Em qualquer mercado, a única maneira de regular é através da relação qualidade-preço. Se há realmente turismo a mais, os turistas que visitam o país também vão achar que há turismo a mais. E nesse caso vão pensar  que não vale o preço que está a ser pedido. Isto faz com que se chegue a um equilíbrio. O turismo trouxe muitas vantagens para o país, sobretudo quando comparamos o estado das nossas cidades e dos centros históricos, o estado de boa parte da indústria privada do turismo e dos serviços que à volta dela gravitam, antes do boom turístico. Aqueles que são carpideiras profissionais já se esqueceram que tínhamos centros históricos desertificados, degradados, com problemas de salubridade e de criminalidade. 

O país está demasiado dependente do turismo? 

Não, de todo. Não me preocupa tanto o espaço que o turismo tem para crescer, o que me preocupa é o espaço que as outras atividades não tiveram para crescer. O turismo representará hoje cerca de 12% do PIB. Precisávamos de dois setores tão exportadores como o turismo para termos o nosso PIB representado por atividades que fossem competitivamente poderosas. E não temos. 

No que diz respeito ao alojamento local, há várias cidades europeias, Lisboa incluída, que começam a impor limites. Como vê esta medida? 

As autarquias devem ter um nível significativo de autonomia relativamente ao tipo de cidade que querem oferecer aos seus habitantes.
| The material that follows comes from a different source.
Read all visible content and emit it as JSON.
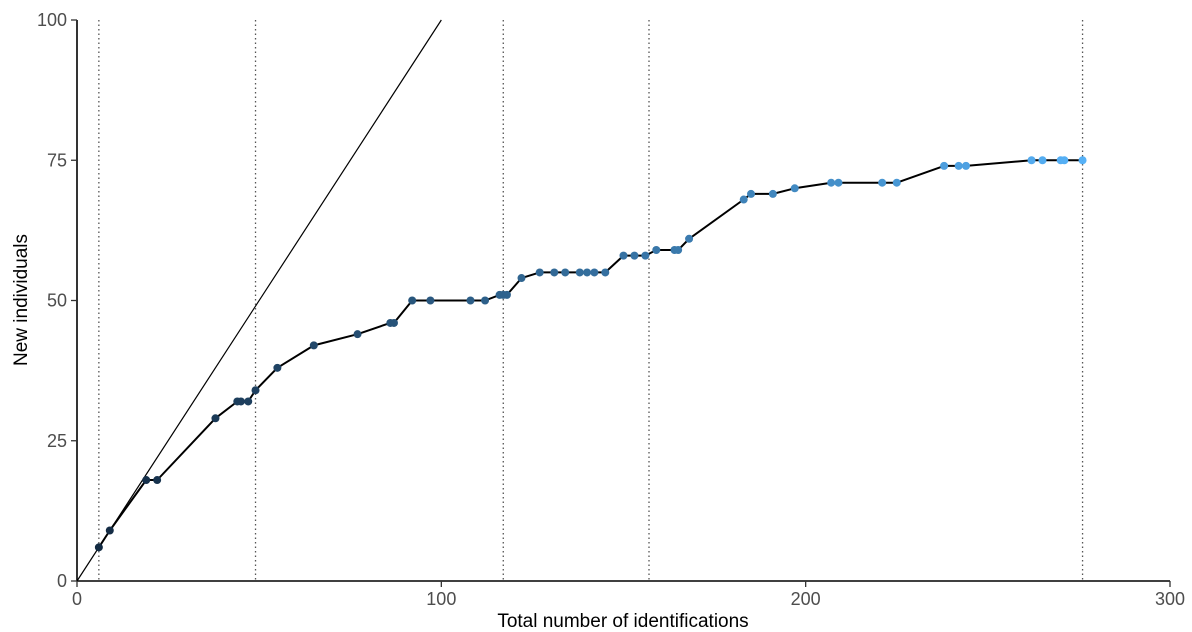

Se alguma autarquia ou algum autarca decidir que no seu concelho não há turismo é algo que devemos respeitar porque localmente faz sentido e ele introduzirá as limitações que quiser. 

A vida na política é para continuar a longo prazo?

Há três meses não sabia que ia estar envolvido nesta luta, portanto falar dos próximos 48 meses não é fácil. O que sei é que quando tomei a decisão de aceitar este desafio foi com a firme intenção de ser eleito em Lisboa e de ajudar tanto quanto possível os nossos cabeças-de-lista a serem eleitos nos respetivos distritos. Esta não é a minha vida, não sou político mas estou político e não tenho qualquer pejo, não acho que seja uma atividade pouco nobre, antes pelo contrário. Precisa é de uma injeção de pessoas que não estejam alinhadas com os vícios antigos do sistema e que não dependam da política para a sua realização pessoal e profissional.